Einkaufsmanagerindex Industrie in der Euro-Zone drosselt ihr Wachstum erneut

Die Industrie der Eurozone ist im März langsamer gewachsen. Der Einkaufsmanagerindex fiel damit zum dritten Mal in Folge. Experten geben aber Entwarnung.
Update: 03.04.2018 - 12:16 Uhr Kommentieren
Nach dem Neujahres-Boom normalisiert sich das Wachstum wieder. Quelle: dpa
Industriewachstum

Nach dem Neujahres-Boom normalisiert sich das Wachstum wieder.

(Foto: dpa)

BerlinDie Industrie in der Euro-Zone ist im März so langsam gewachsen wie seit acht Monaten nicht mehr. Der Einkaufsmanagerindex fiel um 2,0 auf 56,6 Punkte und damit zum dritten Mal in Folge, wie das Institut IHS Markit am Dienstag zu seiner monatlichen Umfrage unter 3000 Betrieben mitteilte.
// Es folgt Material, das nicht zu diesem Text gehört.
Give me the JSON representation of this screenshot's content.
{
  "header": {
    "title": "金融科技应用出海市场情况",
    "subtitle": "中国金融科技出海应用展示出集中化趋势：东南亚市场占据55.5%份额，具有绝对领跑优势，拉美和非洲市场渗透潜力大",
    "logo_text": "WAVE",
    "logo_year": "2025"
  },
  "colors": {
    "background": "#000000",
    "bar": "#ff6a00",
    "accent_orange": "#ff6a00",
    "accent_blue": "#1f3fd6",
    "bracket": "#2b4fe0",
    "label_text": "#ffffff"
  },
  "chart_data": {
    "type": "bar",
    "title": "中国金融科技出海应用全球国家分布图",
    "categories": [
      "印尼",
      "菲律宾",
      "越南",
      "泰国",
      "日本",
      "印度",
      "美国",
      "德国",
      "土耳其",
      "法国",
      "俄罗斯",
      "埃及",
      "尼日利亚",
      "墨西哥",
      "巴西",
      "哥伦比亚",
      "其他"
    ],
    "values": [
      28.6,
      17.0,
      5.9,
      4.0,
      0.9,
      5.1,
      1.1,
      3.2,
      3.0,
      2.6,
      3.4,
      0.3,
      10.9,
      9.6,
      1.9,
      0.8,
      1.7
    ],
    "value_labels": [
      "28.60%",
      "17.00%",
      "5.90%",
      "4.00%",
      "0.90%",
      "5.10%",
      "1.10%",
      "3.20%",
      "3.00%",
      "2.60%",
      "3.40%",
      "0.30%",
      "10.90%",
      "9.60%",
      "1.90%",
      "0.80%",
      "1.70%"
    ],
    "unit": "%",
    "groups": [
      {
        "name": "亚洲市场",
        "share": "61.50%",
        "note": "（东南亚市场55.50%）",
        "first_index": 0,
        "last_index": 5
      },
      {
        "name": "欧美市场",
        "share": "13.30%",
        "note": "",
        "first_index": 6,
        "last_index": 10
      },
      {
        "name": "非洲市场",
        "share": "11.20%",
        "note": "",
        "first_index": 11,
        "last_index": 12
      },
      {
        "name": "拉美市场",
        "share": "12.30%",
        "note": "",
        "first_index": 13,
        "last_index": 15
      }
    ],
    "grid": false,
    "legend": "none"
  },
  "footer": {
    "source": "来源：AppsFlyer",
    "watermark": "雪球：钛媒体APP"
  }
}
Einen so starken Rückgang gab es zuletzt 2011.

„Allerdings sollte man darüber nicht allzu besorgt sein, denn eine gewisse Normalisierung war nach dem Boom zum Jahreswechsel unausweichlich“, sagte Markit-Chefvolkswirt Chris Williamson. „Nicht zuletzt, da die kurzfristigen Kapazitätsengpässe die Wirtschaft daran hindern, längere Zeit so stark zu wachsen.“ Zudem hielt sich das Barometer deutlich über der Marke von 50 Punkten, ab der es Wachstum anzeigt.

Das kalte Wetter im März dürfte dem Institut zufolge zu dem Rückgang beigetragen haben. Dass die Geschäftsaussichten so schlecht bewertet werden wie seit 15 Monaten nicht mehr, deute aber auch auf andere negative Faktoren hin. „So haben sich die Exportorderzuwächse seit Ende letzten Jahres mehr als halbiert, nicht zuletzt infolge der Aufwertung des Euro“, sagte Williamson. Am besten schlug sich die Industrie in den Niederlanden, gefolgt von Deutschland und Österreich. Schlusslichter waren diesmal Frankreich und Irland.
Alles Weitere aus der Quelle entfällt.